Namensgebung und Geschichte:

Der Name Opal kommt vom altindischen Wort „ upala“ was soviel wie edler Stein bedeutet.

Der Name Feueropal leitet sich von seiner schillernden orange bis roten Farbe ab, jenes Farbspiel, das man "Feuer" nennt.

Seit altersher wird der Opal als Edelstein bearbeitet indem Zier-und Schmuckgegenstände angefertigt wurden.

Anfang des 19. Jahrhunderts gelangten durch Alexander v. Humboldt die ersten Feueropale nach Europa.

Allgemein:

Opal ist ein Mineral der Quarzgruppe, das in der Umgebung von Thermalquellen, in Erstarrungsgesteinen und in Sedimentgesteinen gebildet wird. Er bildet keine Kristalle sondern längliche Massen (wie Stalaktite).
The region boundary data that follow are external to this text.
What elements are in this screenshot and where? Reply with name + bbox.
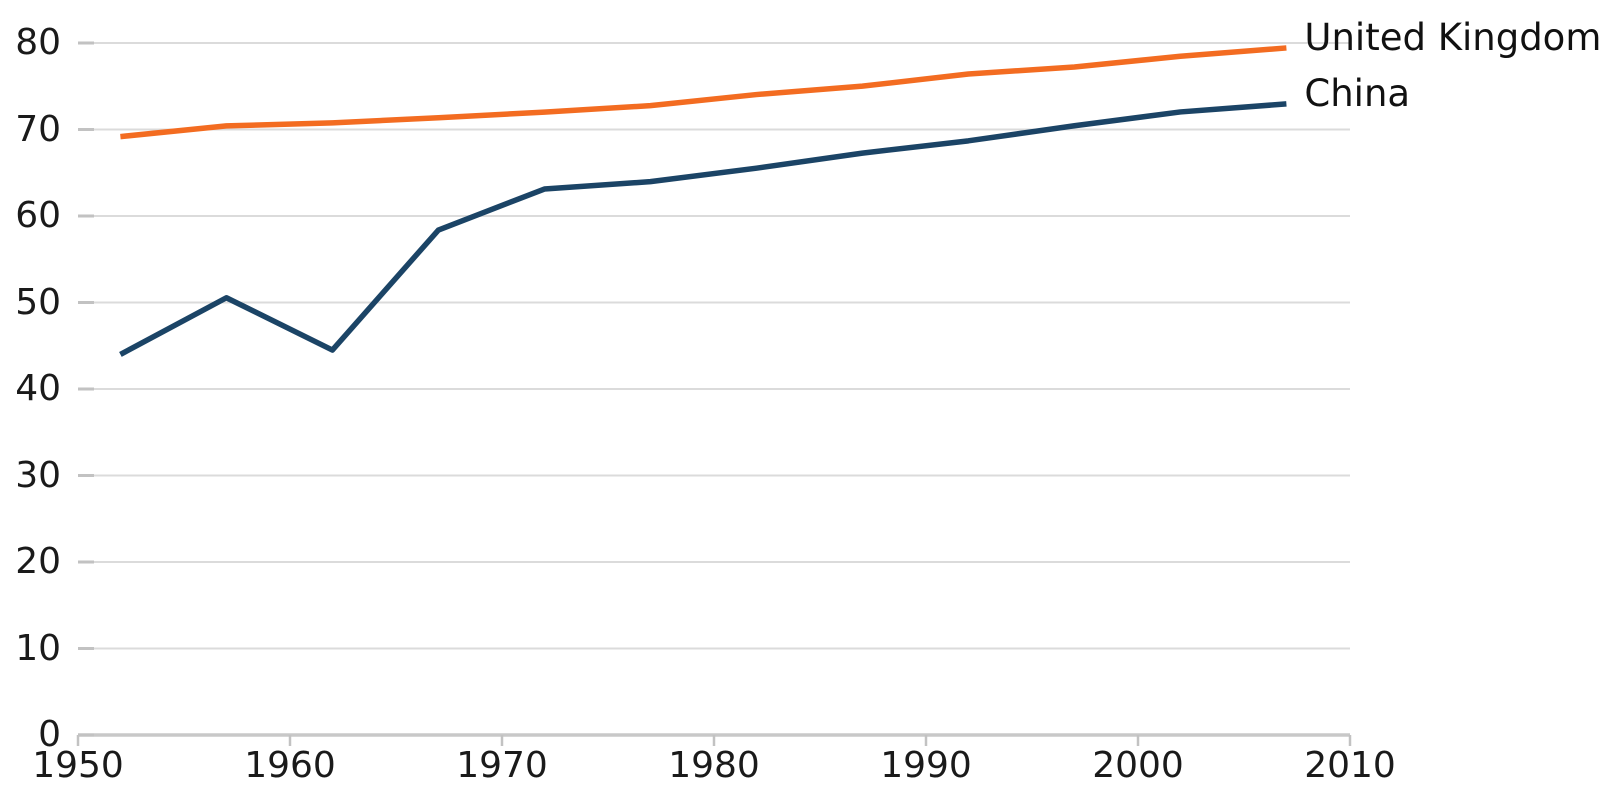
series-label-china: China: [1304, 71, 1411, 115]
x-tick-label: 1980: [668, 745, 760, 786]
x-tick-label: 1970: [456, 745, 548, 786]
y-tick-label: 80: [15, 22, 61, 63]
y-tick-label: 60: [15, 195, 61, 236]
x-tick-label: 1990: [880, 745, 972, 786]
united-kingdom-line: [120, 45, 1287, 140]
x-tick-label: 2000: [1092, 745, 1184, 786]
y-tick-label: 50: [15, 281, 61, 323]
y-tick-label: 0: [38, 714, 61, 755]
x-tick-label: 1950: [32, 745, 124, 786]
y-tick-label: 10: [15, 627, 61, 669]
x-tick-label: 2010: [1304, 745, 1396, 786]
y-tick-label: 40: [15, 368, 61, 409]
y-tick-label: 20: [15, 541, 61, 582]
china-line: [119, 101, 1287, 357]
y-tick-label: 70: [15, 108, 61, 150]
y-tick-label: 30: [15, 454, 61, 496]
series-label-united-kingdom: United Kingdom: [1304, 15, 1602, 59]
x-tick-label: 1960: [244, 745, 336, 786]
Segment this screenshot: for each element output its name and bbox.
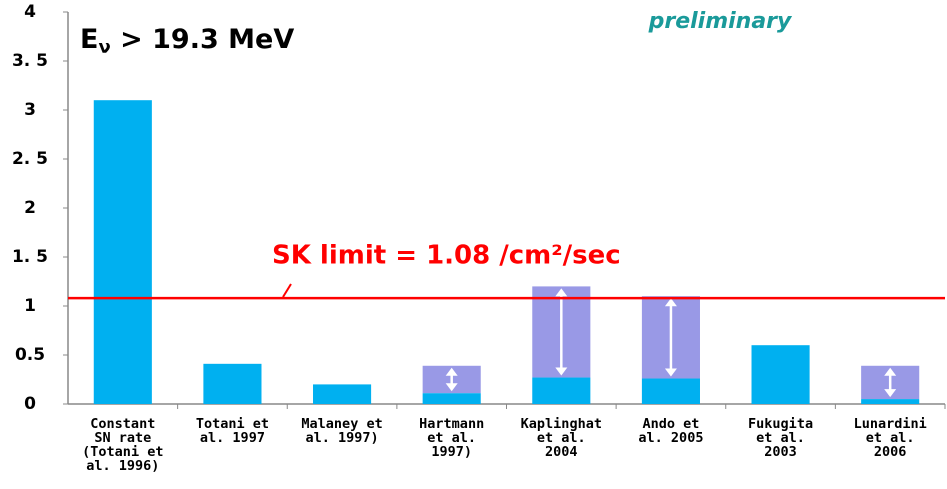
bar xyxy=(641,378,700,404)
y-tick-label: 3. 5 xyxy=(12,51,48,71)
x-tick-label: Kaplinghat xyxy=(521,416,602,432)
x-tick-label: al. 1997) xyxy=(305,430,378,446)
x-tick-label: Totani et xyxy=(196,416,269,432)
y-tick-label: 4 xyxy=(24,2,36,22)
x-tick-label: al. 1997 xyxy=(200,430,265,446)
bar xyxy=(422,393,481,404)
x-tick-label: (Totani et xyxy=(82,444,163,460)
title-sub: ν xyxy=(98,37,110,58)
watermark: preliminary xyxy=(648,9,793,34)
arrow-part xyxy=(445,383,458,392)
y-tick-label: 1 xyxy=(24,296,36,316)
arrow-part xyxy=(884,367,897,376)
bar xyxy=(313,384,372,404)
y-tick-label: 2. 5 xyxy=(12,149,48,169)
x-tick-label: et al. xyxy=(866,430,915,446)
arrow-part xyxy=(445,367,458,376)
x-tick-label: 2004 xyxy=(545,444,578,460)
y-tick-label: 3 xyxy=(24,100,36,120)
bar xyxy=(751,345,810,404)
x-tick-label: 1997) xyxy=(431,444,472,460)
bar xyxy=(532,377,591,404)
arrow-part xyxy=(555,288,568,297)
x-tick-label: Lunardini xyxy=(854,416,927,432)
x-tick-label: 2003 xyxy=(764,444,797,460)
x-tick-label: Fukugita xyxy=(748,416,813,432)
range-arrow xyxy=(884,367,897,398)
range-arrow xyxy=(555,288,568,376)
x-tick-label: 2006 xyxy=(874,444,907,460)
annotation-pointer xyxy=(282,283,292,298)
arrow-part xyxy=(664,298,677,307)
x-tick-label: Ando et xyxy=(642,416,699,432)
x-tick-label: et al. xyxy=(537,430,586,446)
bar xyxy=(203,363,262,404)
chart-title: Eν > 19.3 MeV xyxy=(80,24,294,59)
x-tick-label: Constant xyxy=(90,416,155,432)
x-tick-label: et al. xyxy=(427,430,476,446)
bar xyxy=(861,399,920,404)
range-arrow xyxy=(445,367,458,392)
bar xyxy=(93,100,152,404)
arrow-part xyxy=(884,389,897,398)
x-tick-label: Hartmann xyxy=(419,416,484,432)
range-arrow xyxy=(664,298,677,377)
x-tick-label: Malaney et xyxy=(301,416,382,432)
x-tick-label: al. 2005 xyxy=(638,430,703,446)
y-tick-label: 1. 5 xyxy=(12,247,48,267)
title-main: E xyxy=(80,24,98,55)
y-tick-label: 0 xyxy=(24,394,36,414)
y-tick-label: 2 xyxy=(24,198,36,218)
title-rest: > 19.3 MeV xyxy=(111,24,295,55)
x-tick-label: et al. xyxy=(756,430,805,446)
x-tick-label: al. 1996) xyxy=(86,458,159,474)
limit-annotation: SK limit = 1.08 /cm²/sec xyxy=(272,241,621,271)
x-tick-label: SN rate xyxy=(94,430,151,446)
y-tick-label: 0.5 xyxy=(15,345,45,365)
arrow-part xyxy=(664,368,677,377)
arrow-part xyxy=(555,367,568,376)
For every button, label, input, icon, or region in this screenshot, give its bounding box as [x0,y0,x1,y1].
Der Feueropal unterscheidet sich in seinem hohen Anteil an gebundenem Wasser.

Seine Farbe verdankt er Spuren von Eisenoxid.

Fundorte:

95 % aller Opale kommen aus Australien / Coober Pedy, White Cliffs;

Mexiko, USA, Ukraine, Türkei, Kasachstan

Umgang und Pflege:

Zu vermeiden sind Hitze, Druck und Stoß.

Säuren und Kosmetika sind unbedingt fern zu halten!

Der Stein zerspringt unter Wärmeeinwirkung!

Nur mit Seifenwasser oder unter fliesendem Wasser reinigen und nie mit Ultraschall!

Verwendung:

Der Feueropal ist ein seltener und daher wetvoller Stein und findet als Handschmeichler und Schmuckstein Verwendung.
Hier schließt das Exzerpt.